To James Madison from Thomas Jefferson, 2 August 1806
From Thomas Jefferson
Monticello Aug. 2. 06.
Dear Sir
I return you mr Lear’s letters; in which I am sorry to find he says not a word about the Tripoline family.1 I presume the family has chosen not to be given up. I inclose you a letter from Salvatore Bosutti at Malta, which may be filed in the office I presume without answer.2 Noble’s letter & sample should I suppose be filed in the patent-office.3 It may be a charity tho’ it is not a duty to inform him of the steps he ought to take. The letters from Rogers, after perusal, I will ask the favor of you to return to the Navy office.4 The case of the Ketch Gheretti is not a pleasant one to form the commencement of our correspondence with the Ottoman government. Shall we let it pass without an answer? or give them a solid one? She had joined our enemies in war against us. We took her. Had we considered her crew as Ottoman subjects, we must have hung them up as pirates & perhaps complained to that government. We thought it a proof of moderation to identify them, as they had done themselves with the Tripolines, to confiscate the vessel &, on the peace, to discharge them. But through whom can we answer? My journey to Bedford is still to be made; but I have not yet fixed a day. I have retained the papers now sent in expectation you would recieve them in Orange. Accept affectionate salutations & continued respect
Th: Jefferson
RC (DLC); FC (DLC: Jefferson Papers). For surviving enclosures, see nn. 1 and 4.

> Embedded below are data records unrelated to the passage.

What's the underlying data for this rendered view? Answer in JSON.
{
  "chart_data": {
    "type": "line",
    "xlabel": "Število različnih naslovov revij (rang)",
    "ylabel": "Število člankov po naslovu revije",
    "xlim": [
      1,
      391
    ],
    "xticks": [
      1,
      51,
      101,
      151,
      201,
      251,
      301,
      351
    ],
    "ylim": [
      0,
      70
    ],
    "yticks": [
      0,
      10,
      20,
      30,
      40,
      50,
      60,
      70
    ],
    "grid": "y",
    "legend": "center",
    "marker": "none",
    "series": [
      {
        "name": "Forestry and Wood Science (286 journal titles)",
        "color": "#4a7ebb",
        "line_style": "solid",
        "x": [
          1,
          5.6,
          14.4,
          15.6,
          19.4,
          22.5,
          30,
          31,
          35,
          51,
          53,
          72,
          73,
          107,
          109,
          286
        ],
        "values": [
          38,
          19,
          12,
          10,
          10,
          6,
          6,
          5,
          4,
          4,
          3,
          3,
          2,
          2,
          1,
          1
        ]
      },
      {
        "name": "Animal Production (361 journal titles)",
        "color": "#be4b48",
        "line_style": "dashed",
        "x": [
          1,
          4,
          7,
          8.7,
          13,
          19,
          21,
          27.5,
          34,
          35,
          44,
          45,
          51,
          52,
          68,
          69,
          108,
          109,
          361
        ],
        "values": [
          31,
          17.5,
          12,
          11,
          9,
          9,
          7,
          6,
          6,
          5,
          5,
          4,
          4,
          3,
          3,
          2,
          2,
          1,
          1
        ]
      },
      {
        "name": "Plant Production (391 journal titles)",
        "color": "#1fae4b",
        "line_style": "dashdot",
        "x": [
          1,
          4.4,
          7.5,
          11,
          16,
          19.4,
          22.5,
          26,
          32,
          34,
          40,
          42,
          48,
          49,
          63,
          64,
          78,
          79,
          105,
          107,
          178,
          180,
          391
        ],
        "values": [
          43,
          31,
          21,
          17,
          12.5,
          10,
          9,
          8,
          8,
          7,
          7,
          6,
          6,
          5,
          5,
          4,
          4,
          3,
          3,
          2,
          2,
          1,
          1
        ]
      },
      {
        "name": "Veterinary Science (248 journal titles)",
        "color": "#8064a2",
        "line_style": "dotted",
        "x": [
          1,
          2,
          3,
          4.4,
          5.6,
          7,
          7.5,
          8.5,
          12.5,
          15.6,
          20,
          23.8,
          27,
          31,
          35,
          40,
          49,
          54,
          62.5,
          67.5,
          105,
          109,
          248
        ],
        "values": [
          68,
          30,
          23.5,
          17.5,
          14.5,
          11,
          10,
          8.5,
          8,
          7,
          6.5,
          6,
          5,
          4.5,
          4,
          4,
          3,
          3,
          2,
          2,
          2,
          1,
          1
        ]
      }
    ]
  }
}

1. See JM to Jefferson, 28 July 1806, and n. 1. For the Tripoline family, see JM to George Davis, 24 June 1806.
2. Jefferson evidently referred to Salvatore Busuttil, Hamet Qaramanli’s agent at Malta (see Joseph Pulis to JM, 20 Jan. 1804, 6:371–72).
3. Here and in his 8 Aug. 1806 letter to JM, Jefferson may have referred to Noble Phelps, who received a patent for pumps in 1831 (United States, Patent Office, List of Patents for Inventions and Designs, Issued by the United States, from 1790 to 1847 […], comp. Edmund Burke [Washington, 1847], 225).
4. Jefferson may have enclosed navy Capt. John Rodgers’s letters to Robert Smith of 26 and 27 July 1806 (DNA: RG 45, Captains’ Letters; printed in , 6:461, 463). The first (4 pp.) reported on the largely amicable relations between the U.S. squadron and the various governments on the Mediterranean coast; the second (8 pp.) announced Rodgers’s arrival at Washington in the Essex, summarized his arrangements in the Mediterranean before his departure, and outlined the strategy he would have pursued there if his request to come home had not been granted. Neither letter, however, mentioned the ketch Gheretti, and Jefferson’s note on JM’s 28 July letter to him indicates that the letters from Rodgers enclosed here did so. Via James Leander Cathcart’s 1 Feb. and 6 Mar. 1804 letters to JM, the administration had presumably learned of Capt. Edward Preble’s 23 Dec. 1803 capture of the ketch, then known as the Mastico, and of its earlier participation in the attack on the U.S. frigate Philadelphia ( 6:419–20 and n. 3, 553–54, 554–55 n. 1). The only letters from Rodgers mentioning the Gheretti that have been found date from 1805: they state that the ketch, renamed the Intrepid in U.S. service, had been used to burn the Philadelphia and was then blown up in an abortive attempt to destroy the Tripolitan fleet (for the incidents, see 6:604 n. 1, 612 and n. 1, 8:51, 52 n. 2); that the Ottoman government had subsequently claimed it; and that Rodgers was waiting for instructions from the United States before giving a final answer to this demand (Rodgers to Alexander John Ball, 25 June and 15 July 1805, and Rodgers to Smith, 6 July and 1 Sept. 1805, DNA: RG 45, Captains’ Letters; printed in , 6:137–38, 167, 182–83, 259–63). These letters bear no indication as to when they reached Washington.